If a team of people with different perspectives and talents is to move beyond exisiting business and create something new, then it must work together effectively. If it cannot, the pressures of dealing with an innovation that is important to the firm will aggravate common team failings.
Investment should not stop at team selection. The sponsor and leader should launch the project correctly. This includes the normal steps, such as effective briefing from the sponsor about why the project is important to the firm and what the team’s goals might be. But it also includes early attention to team building. If a team of people with different perspectives and talents is to move beyond exisiting business and create something new, then it must work together effectively. If it cannot, the pressures of dealing with an innovation that is important to the firm will aggravate common team failings. Lencioni lists these failings as lack of trust, fear of confrontation, absence of commitment, absense of accountability and failure to focus on goals. For innovation projects, three items need adding to his list: failure to gain top-level support and failure to listen to the customer. Which leads to seven practical steps firms and teams can take to avoid these failings. These steps draw on the work of Lencioni and other teamwork experts but adapt this to building innovation teams.
Step 1: The first Meeting
Firms should devote at least two days to a first off-site meeting of the team. This is a significant but necessary investment. The purpose of this meeting is to introduce team members to one another in depth, review the assignment and begin to build trust within the team. Since the goal here is innovation, a major part of the time should be spent discussing three key topics. These topics concern how the team can: encourage the creativity of its members; gain the support of the rest of the organization; and go about conducting the preparatory research outlined in Chapter 3. This first meeting can be led by a professional trainer, the core team leader or together. The leaders can also use various team-building techniques within the context of these topics above.
Typically, team members prepare for this meeting by completing diagnostic questionares about their individual or group styles and behaviour. They then share the findings at the meeting as an aid to assigning team roles, at least initially. Many managers are familiar with standard organizational consulting approaches using the Myers – Briggs Indicator or Belbin Team Role Inventory. However, the validity of these has been questioned by academic research, and some experts argue the BigFive personality inventories mentioned in chapter 2 are more valid and useful than these standard approaches. The vignette The project will kick off at 9am describes how a firm might approach the first meeting. The toolkit for the chapter also provides a template for the agenda.
The project will kick-off at 9am
SportTech Ltd (a subsidiary of MobyCorp) has decided to create a technological solution to the problem of deciding when the ball has crossed the goal line in football. The CEO identifies a sponsor for the project, and both executives then identify and appoint a Team Leader (TL). They give this TL authority to pick lead an innovation team to realize SporTech’s objective.
For the project kick-off meeting the TL is joined by the key players she selects from R&D, production, marketing, finance and IT, both in person and by videoconference from other MobyCorp offices. Although this is the first time the team is to meet to discuss the innovation, the project started several weeks ago. Already TL and others have put in many hours of preparation work to ensure the kick – off meeting lainches the project on the right foot.
Since being briefed by the sponsor, the TL has thought about the goals of the project, identified team members, compiled a list of assumptions about the project, and worked up a preliminary plan. She has susequently met again with the project sponsor and together they have defined in specific terms the key success factors relevant to each team member.
In scheduling the kick – off meeting, the TL took care to find a date and time when all the core team members could attend, not allowing anyone to catch up later. She also took time to impress on everyone how important their commitment to the project is and to ask them to complete their diagnostic questionares. In advance, everyone receives a pack of materials, including agenda, team contact details, background information and draft project plan. There are clear instructions to everyone to review their part in it and to reflect on the results from their questionares. The day before the TL conducts a final review herself, rehearsing how she will present the agenda and noting the most important points she needs to make.

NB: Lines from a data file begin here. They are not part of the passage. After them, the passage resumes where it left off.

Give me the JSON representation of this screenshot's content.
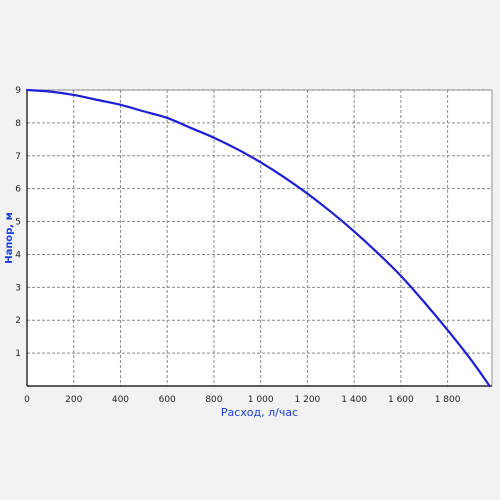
{
  "chart_data": {
    "type": "line",
    "title": "",
    "xlabel": "Расход, л/час",
    "ylabel": "Напор, м",
    "xlim": [
      0,
      1990
    ],
    "ylim": [
      0,
      9
    ],
    "grid": true,
    "x_ticks": [
      0,
      200,
      400,
      600,
      800,
      1000,
      1200,
      1400,
      1600,
      1800
    ],
    "x_tick_labels": [
      "0",
      "200",
      "400",
      "600",
      "800",
      "1 000",
      "1 200",
      "1 400",
      "1 600",
      "1 800"
    ],
    "y_ticks": [
      1,
      2,
      3,
      4,
      5,
      6,
      7,
      8,
      9
    ],
    "y_tick_labels": [
      "1",
      "2",
      "3",
      "4",
      "5",
      "6",
      "7",
      "8",
      "9"
    ],
    "series": [
      {
        "color": "#1e1ed2",
        "x": [
          0,
          100,
          200,
          300,
          400,
          500,
          600,
          700,
          800,
          900,
          1000,
          1100,
          1200,
          1300,
          1400,
          1500,
          1600,
          1700,
          1800,
          1900,
          1980
        ],
        "y": [
          9.0,
          8.95,
          8.85,
          8.7,
          8.55,
          8.35,
          8.15,
          7.85,
          7.55,
          7.2,
          6.8,
          6.35,
          5.85,
          5.3,
          4.7,
          4.05,
          3.35,
          2.55,
          1.7,
          0.8,
          0.0
        ]
      }
    ]
  },
  "colors": {
    "background": "#f2f2f2",
    "plot_background": "#ffffff",
    "grid": "#8a8a8a",
    "axis": "#000000",
    "axis_title": "#1a3fd6"
  }
}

All the preparation pays off when kick–off arrives. The TL is on top of the project and drives the meeting with authority. She takes the team step-by-step through the overarching business goal of SportTech and the draft project plan, fixing the timeline and highlighting the key factors for success. Team members introduce themselves to one another thoroughly, building in part on their questionares. The team then decides the roles and responsibilities of each member ina way that empowers rather than directs.
With the confidence and good humour born of thorough preparation, the TL is able to keep the meeting flowing. She anticipates tricky questions and prevents proceedings becoming bogged down in unnecessary detail that can be dealt with later. The agenda closes with a team-building exercise that demonstrates some of the principles of effective collaboration, pairing off particular team members who will need to cooperate closely.
By the end of the meeting no one is in any doubt that they are embarking on an important and well-planned project that has a good leader at its head. This impression is reinforced when a thorough but concize set of minutes appears in their inboxes the next day. These itemize each team member’s actions and provide the schedule of future meetings. Game on.